At least the Glazers have been consistent. They began their 18-year reign at the club by stiffening the fans. They seem to want to come out the same way. But every week that passes without a sale risks damaging United’s chances of improving again next season. If you were the agent for a player lined up for a transfer to Old Trafford, wouldn’t you wait to see if the nearly bottomless Qataris would take over first?
The feeling, both publicly and privately, is that Sheikh Jassim bin Hamad al-Thani’s Nine Two Foundation has preempted Jim Ratcliffe’s Ineos bid after making a fifth and final bid this month. That said, it’s understood the two sides were still in active and detailed discussions last week, and few behind the scenes are willing to make firm bets.
That’s partly because of the opacity of the process and the uncertainty of the Glazers’ full motives – as well as the way Raine, the US bank handling the sale, has repeatedly tried to raise the price. . Even so, most believe we are now in the endgame.
But when the fog of the takeover finally lifts and United’s new owners arrive at Old Trafford with smiles and promises, the indelible stain the Glazers have left on English football must not be outgrown or forgotten. . It’s amazing, even 18 years away, to remember that United were once a debt-free, for-profit club – before being saddled with £540million in debt just so Malcolm Glazer could become owners.
And it’s also frankly incredible that the Premier League and a Labor government saw no reason to object to Glazer using a leveraged buyout to fund his takeover – even though United fans have warned against the grim consequences. This meant Glazer only had to use £272m of his own money to buy a club valued at £810m – with the rest borrowed using company assets as collateral for the loan.

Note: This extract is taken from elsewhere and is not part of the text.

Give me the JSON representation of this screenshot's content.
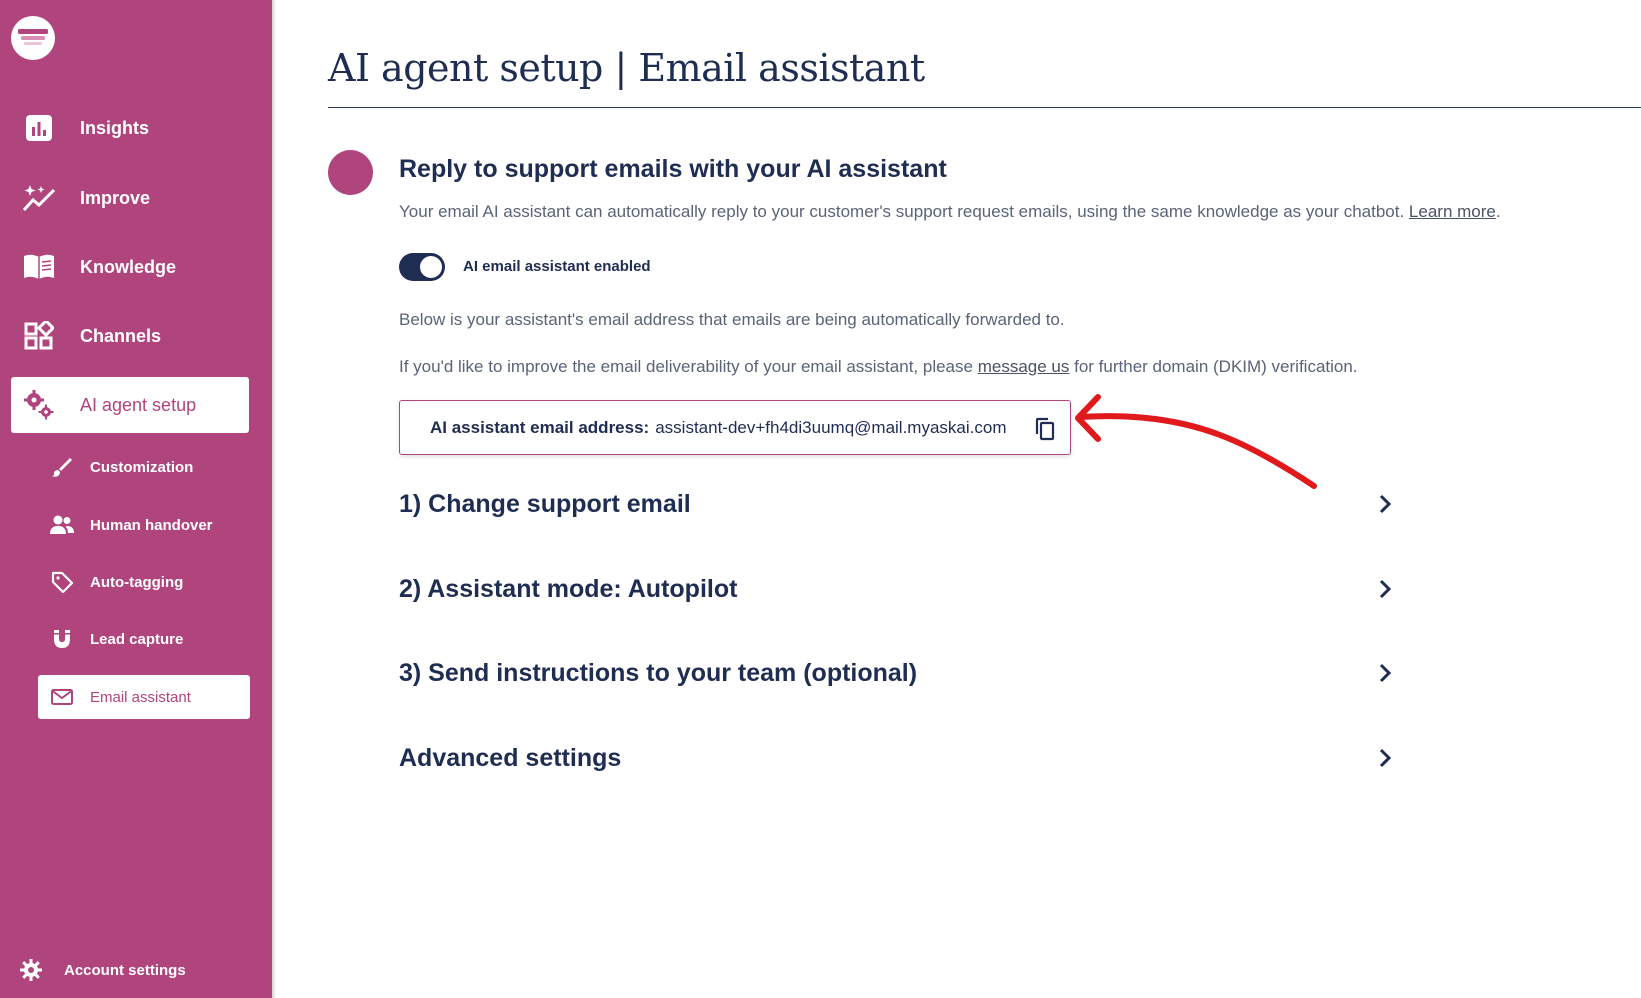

Indeed, United paid for their own takeover, as well as their ongoing upkeep.

Even now, the debt is still mind-boggling. Put very simply, gross debt has gone from almost nothing before Glazers to over half a billion when they took over, then to over £700m in 2010 and now to £535.7m sterling at the start of 2023.

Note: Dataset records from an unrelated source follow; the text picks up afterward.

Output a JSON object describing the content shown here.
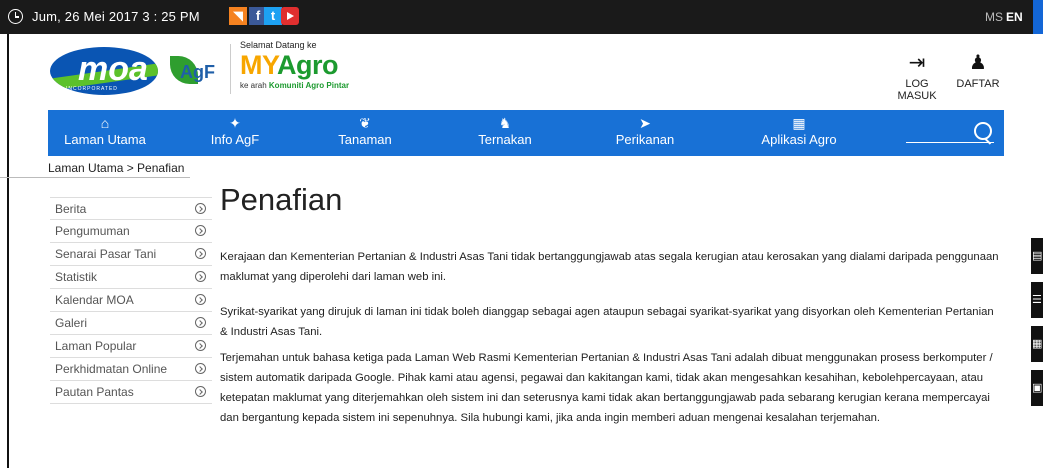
{
  "topbar": {
    "datetime": "Jum, 26 Mei 2017  3 : 25  PM",
    "social": [
      "rss-icon",
      "facebook-icon",
      "twitter-icon",
      "youtube-icon"
    ],
    "lang_ms": "MS",
    "lang_en": "EN"
  },
  "header": {
    "moa_text": "moa",
    "moa_sub": "INCORPORATED",
    "agf_text": "AgF",
    "welcome": "Selamat Datang ke",
    "title_my": "MY",
    "title_agro": "Agro",
    "tag_prefix": "ke arah ",
    "tag_bold": "Komuniti Agro Pintar",
    "login_label": "LOG MASUK",
    "register_label": "DAFTAR"
  },
  "nav": {
    "items": [
      {
        "label": "Laman Utama",
        "icon": "home-icon",
        "glyph": "⌂"
      },
      {
        "label": "Info AgF",
        "icon": "agf-icon",
        "glyph": "✦"
      },
      {
        "label": "Tanaman",
        "icon": "leaf-icon",
        "glyph": "❦"
      },
      {
        "label": "Ternakan",
        "icon": "cow-icon",
        "glyph": "♞"
      },
      {
        "label": "Perikanan",
        "icon": "fish-icon",
        "glyph": "➤"
      },
      {
        "label": "Aplikasi Agro",
        "icon": "apps-icon",
        "glyph": "▦"
      }
    ]
  },
  "breadcrumb": "Laman Utama > Penafian",
  "sidebar": {
    "items": [
      "Berita",
      "Pengumuman",
      "Senarai Pasar Tani",
      "Statistik",
      "Kalendar MOA",
      "Galeri",
      "Laman Popular",
      "Perkhidmatan Online",
      "Pautan Pantas"
    ]
  },
  "main": {
    "title": "Penafian",
    "p1": "Kerajaan dan Kementerian Pertanian & Industri Asas Tani tidak bertanggungjawab atas segala kerugian atau kerosakan yang dialami daripada penggunaan maklumat yang diperolehi dari laman web ini.",
    "p2": "Syrikat-syarikat yang dirujuk di laman ini tidak boleh dianggap sebagai agen ataupun sebagai syarikat-syarikat yang disyorkan oleh Kementerian Pertanian & Industri Asas Tani.",
    "p3": "Terjemahan untuk bahasa ketiga pada Laman Web Rasmi Kementerian Pertanian & Industri Asas Tani adalah dibuat menggunakan prosess berkomputer / sistem automatik daripada Google. Pihak kami atau agensi, pegawai dan kakitangan kami, tidak akan mengesahkan kesahihan, kebolehpercayaan, atau ketepatan maklumat yang diterjemahkan oleh sistem ini dan seterusnya kami tidak akan bertanggungjawab pada sebarang kerugian kerana mempercayai dan bergantung kepada sistem ini sepenuhnya. Sila hubungi kami, jika anda ingin memberi aduan mengenai kesalahan terjemahan."
  },
  "tools": [
    "feedback-icon",
    "sitemap-icon",
    "qr-code-icon",
    "news-icon"
  ]
}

In essence, Glazers resemble the zombie-ant fungus seen in nature documentaries, which takes over its host and drains its vital nutrients from the inside out, to its advantage. And the host? Well, it doesn’t end well.
At least the Premier League finally seemed to recognize that such behavior is not good for the game. Last week it voted to cap leveraged buyouts at around 65% of a club’s value. , banning the type of big debt buyout used by the Glazers. What took so long?
Meanwhile, the rest of the Glazers’ record isn’t much better. You don’t need an MBA to understand that allowing David Gill and Sir Alex Ferguson – your chief executive and football’s greatest manager – to leave in the same summer was top-notch incompetence. Until then, the Glazers could use United’s success on the pitch to turn away from the club’s records. Over the past decade, however, there has been no hiding.